PFAS–Check Schweiz
Auswirkungen von fluorierten Chemikalien (PFAS) auf Mensch und Umwelt sowie fluor- und PFAS-freie Alternativen

TFA hat schädliche Wirkung auf die Fortpflanzung (Fertilität)

TFA: Neue EU-Einstufung als fortpflanzungsschädlich

TFA (Trifluoressigsäure) ist ein sehr langlebiges Abbauprodukt aus der PFAS‑Stoffgruppe und wird zunehmend als Risiko für Umwelt und Gesundheit diskutiert. Weil TFA kaum abgebaut wird und gut wasserlöslich ist, kann es sich über den Wasserkreislauf weit verbreiten und langfristig in Gewässern und Grundwasser nachweisbar sein. Neue Bewertungen auf EU‑Ebene stufen TFA zudem als schädlich für die Fortpflanzung ein.

Was ist TFA?

  • Trifluoressigsäure (TFA), eine PFAS‑Verbindung
  • extrem persistent (sehr langlebig, kaum abbaubar)
  • kann sich über längere Zeit in der Umwelt anreichern

Woher kommt TFA?

TFA kann direkt genutzt werden oder als Abbauprodukt entstehen:

  • Abbauprodukt von fluorhaltigen Stoffen, u. a.: bestimmten Pestiziden und Kühlmitteln (z. B. aus Anwendungen in Klima- und Kältetechnik)
  • Einsatz in chemischen/industriellen Prozessen, u. a. in der Pharmaherstellung
  • Entstehung über die Atmosphäre: aus entweichenden Vorläuferstoffen, die durch UV‑Strahlung zu TFA werden anschliessender Eintrag über Niederschläge in Böden und Gewässer

Bewertung durch die EU

  • Prüfung durch die EU‑Chemikalienbehörde (ECHA)
  • Einschätzung des zuständigen Prüfausschusses: TFA sei sehr langlebig und besonders problematisch
  • neue Einstufung: schädlich für die Fortpflanzung

Genannte mögliche gesundheitliche Auswirkungen

  • mögliche Verringerung der Fruchtbarkeit
  • mögliche Schädigung des ungeborenen Kindes
  • mögliche Beeinträchtigungen von Schilddrüse und Leber

Warum ist TFA aus Umweltsicht besonders relevant?

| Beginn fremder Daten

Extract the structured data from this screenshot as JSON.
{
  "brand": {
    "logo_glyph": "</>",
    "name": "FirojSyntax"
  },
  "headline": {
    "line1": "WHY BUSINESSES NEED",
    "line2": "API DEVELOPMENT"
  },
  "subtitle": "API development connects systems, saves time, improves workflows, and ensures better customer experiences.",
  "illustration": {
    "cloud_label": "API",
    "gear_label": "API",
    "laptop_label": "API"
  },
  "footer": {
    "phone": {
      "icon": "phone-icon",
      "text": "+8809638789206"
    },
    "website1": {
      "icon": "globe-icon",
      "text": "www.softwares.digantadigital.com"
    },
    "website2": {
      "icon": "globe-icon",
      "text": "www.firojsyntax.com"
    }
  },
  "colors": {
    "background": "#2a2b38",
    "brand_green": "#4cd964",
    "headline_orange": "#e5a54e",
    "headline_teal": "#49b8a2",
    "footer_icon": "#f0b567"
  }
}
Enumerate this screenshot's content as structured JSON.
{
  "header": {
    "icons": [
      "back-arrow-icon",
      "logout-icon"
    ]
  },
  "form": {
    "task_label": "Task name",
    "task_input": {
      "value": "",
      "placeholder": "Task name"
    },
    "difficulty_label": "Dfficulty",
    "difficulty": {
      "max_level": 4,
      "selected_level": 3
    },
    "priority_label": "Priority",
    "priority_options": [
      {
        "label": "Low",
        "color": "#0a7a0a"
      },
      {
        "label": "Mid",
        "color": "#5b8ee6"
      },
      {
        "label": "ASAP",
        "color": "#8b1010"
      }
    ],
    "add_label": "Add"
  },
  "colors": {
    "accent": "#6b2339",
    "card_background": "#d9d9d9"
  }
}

  • gut wasserlöslich und damit im Wasserkreislauf leicht verbreitbar
  • kann in Böden, Oberflächengewässer und Grundwasser gelangen
  • eine vollständige Entfernung aus Abwasser wird als schwierig beschrieben
  • die Belastung kann dadurch langfristig bestehen bleiben

Einordnung in die aktuelle Debatte

Die Einstufung von TFA ist auch im Kontext der Diskussion um strengere PFAS‑Regeln wichtig. Im Zentrum steht die Frage, wie Einträge von langlebigen PFAS‑Stoffen wirksam reduziert werden können, um Umwelt und Gesundheit langfristig zu schützen.

Fazit

Die neue EU‑Bewertung verstärkt den Handlungsdruck: TFA wird nicht nur wegen seiner Langlebigkeit, sondern auch wegen möglicher gesundheitlicher Folgen kritischer eingestuft. Da sich TFA über verschiedene Quellen verbreiten kann und im Wasserkreislauf eine besondere Rolle spielt, wird die Reduktion von Einträgen zu einer zentralen Vorsorgefrage für den Schutz von Mensch und Umwelt.